Negotiations between Iran and the world powers have been underway in the Austrian capital since April last year to restore the 2015 Iran deal, officially known as the Joint Comprehensive Plan of Action (JCPOA), which the former US President Donald Trump unilaterally abandoned in May 2018.

After quitting the landmark deal, Trump reinstated crippling sanctions on Iran as part of the so-called “maximum pressure” campaign, a policy that backfired on the US.

Trump’s successor, Joe Biden, initially pledged to reverse the hard-nosed measures of his megalomaniac predecessor but he has failed to take tangible steps to deliver on the promise.

Iran has cited Washington’s indecisiveness as the reason behind the lengthening of talks, as number of key issues remain unresolved, ranging from the removal of all post-JCPOA sanctions to the provision of guarantees by the American side that it will not leave the deal again.

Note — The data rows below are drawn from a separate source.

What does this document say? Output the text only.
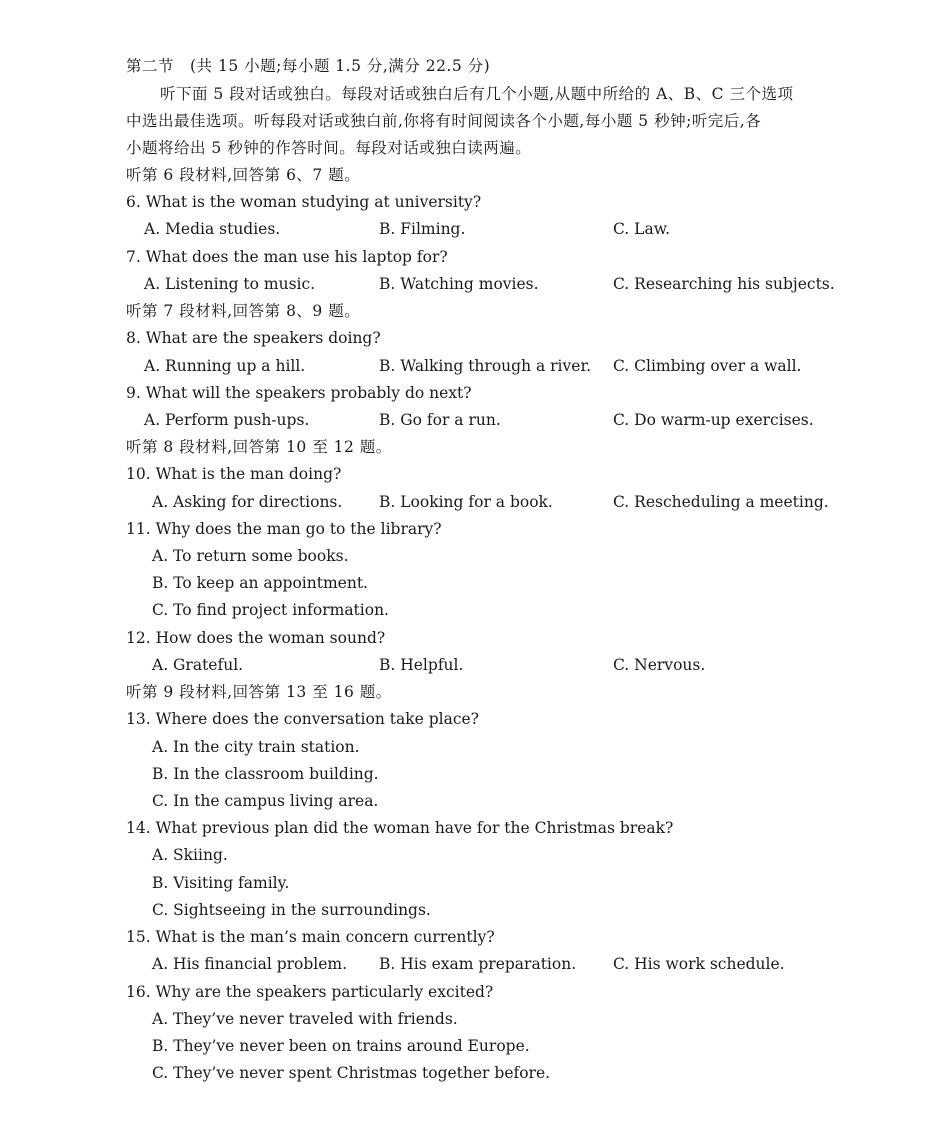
第二节　(共 15 小题;每小题 1.5 分,满分 22.5 分)
听下面 5 段对话或独白。每段对话或独白后有几个小题,从题中所给的 A、B、C 三个选项
中选出最佳选项。听每段对话或独白前,你将有时间阅读各个小题,每小题 5 秒钟;听完后,各
小题将给出 5 秒钟的作答时间。每段对话或独白读两遍。
听第 6 段材料,回答第 6、7 题。
6. What is the woman studying at university?
A. Media studies.	B. Filming.	C. Law.
7. What does the man use his laptop for?
A. Listening to music.	B. Watching movies.	C. Researching his subjects.
听第 7 段材料,回答第 8、9 题。
8. What are the speakers doing?
A. Running up a hill.	B. Walking through a river. C. Climbing over a wall.
9. What will the speakers probably do next?
A. Perform push-ups.	B. Go for a run.	C. Do warm-up exercises.
听第 8 段材料,回答第 10 至 12 题。
10. What is the man doing?
A. Asking for directions. B. Looking for a book.	C. Rescheduling a meeting.
11. Why does the man go to the library?
A. To return some books.
B. To keep an appointment.
C. To find project information.
12. How does the woman sound?
A. Grateful.	B. Helpful.	C. Nervous.
听第 9 段材料,回答第 13 至 16 题。
13. Where does the conversation take place?
A. In the city train station.
B. In the classroom building.
C. In the campus living area.
14. What previous plan did the woman have for the Christmas break?
A. Skiing.
B. Visiting family.
C. Sightseeing in the surroundings.
15. What is the man’s main concern currently?
A. His financial problem. B. His exam preparation. C. His work schedule.
16. Why are the speakers particularly excited?
A. They’ve never traveled with friends.
B. They’ve never been on trains around Europe.
C. They’ve never spent Christmas together before.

The efforts have been further complicated by the UN nuclear agency’s politically-motivated decisions, under the pressure of the West and Israel.

The International Atomic Energy Agency (IAEA)'s board of governors earlier this month passed a resolution, proposed by the US and the three European parties to the JCPOA – Britain, France, and Germany, which accused Tehran of failing to fully cooperate with the UN nuclear agency.

In reaction, Iran switched off a number of IAEA’s surveillance cameras at its nuclear facilities, which it had voluntarily allowed in a "goodwill gesture."

Reacting to the resolution, Iran’s nuclear chief slammed the IAEA for politicizing the country’s peaceful nuclear program under the Israeli regime’s pressure regardless of Tehran's extensive cooperation with the UN nuclear watchdog.